Negosiasi perdagangan antara Amerika Serikat dan Kanada runtuh pada Jumat malam waktu setempat, memicu gelombang baru perang tarif yang kini menyeret industri olahraga — khususnya hoki es — ke dalam gejolak ketidakpastian ekonomi. Perdana Menteri Kanada Mark Carney mengumumkan penangguhan pembicaraan dan pengenaan tarif balik setara nilai, menanggapi apa yang ia sebut "perubahan menit terakhir" dari pihak AS yang "tidak adil dan tidak ekonomis".

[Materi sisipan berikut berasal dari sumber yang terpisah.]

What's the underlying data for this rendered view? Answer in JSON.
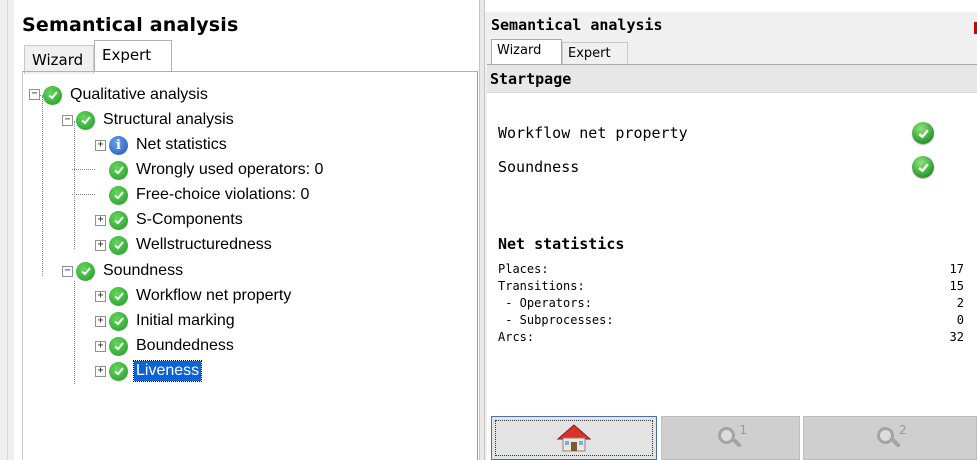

Keputusan ini berarti tarif 50 persen yang diancam Presiden Donald Trump sejak Juli lalu resmi berlaku pada pukul 00.00 Sabtu, menargetkan impor Kanada bernilai sekitar 20 miliar dolar AS. Daftar barang yang dikenai tarif meliputi anggur, produk susu, semen, pakaian, dan — yang paling relevan bagi dunia olahraga — peralatan hoki. Tarif ini menumpang pada beban yang sudah ada: baja, aluminium, otomotif, dan kayu Kanada sudah dikenakan tarif terpisah sejak awal pemerintahan Trump.
Industri hoki, yang sangat bergantung pada rantai pasokan lintas batas, kini menghadapi tekanan biaya ganda. Kayu maple dan komposit karbon untuk stick, pelindung badan, serta perlengkapan goalkeeper mayoritas diproduksi atau dirakit di Kanada sebelum diekspor ke pasar AS — pasar terbesar NHL dan liga amatur. Tarif 50 persen secara efektif memperdagangkan harga ecer peralatan entry-level hingga profesional, membebani klub, sekolah, dan orang tua pemain muda.
Latar belakang konflik ini bermula dari strategi "America First" Trump yang mengaktifkan Tariff Act 1930 — undang-undang era Depresi Besar — untuk mengunci tarif tinggi tanpa persetujuan Kongres. Kanada merespons dengan tarif balas pada barang AS seperti alkohol, yang menyebabkan provinsi-provinsi Kanada menarik produk alkohol AS dari rak toko. Carney pernah meminta provinsi mengembalikan produk tersebut sebagai tanda baik, namun permintaan terbaru AS soal kuota susu dan akses keju justru memperketat negosiasi.
Wakil Perdagangan AS Jamieson Greer menuduh Kanada "mundur dari komitmen" dan menambahkan tuntutan baru. "Kami tidak akan mentolerir tarif balik," tegas Greer pekan lalu, mengancam eskalasi lebih lanjut. Chamber of Commerce AS memperingatkan tarif ini akan merusak kedua ekonomi, mengganggu rantai pasokan kritis, dan mengancam 13 juta lapangan kerja yang bergantung pada perjanjian USMCA.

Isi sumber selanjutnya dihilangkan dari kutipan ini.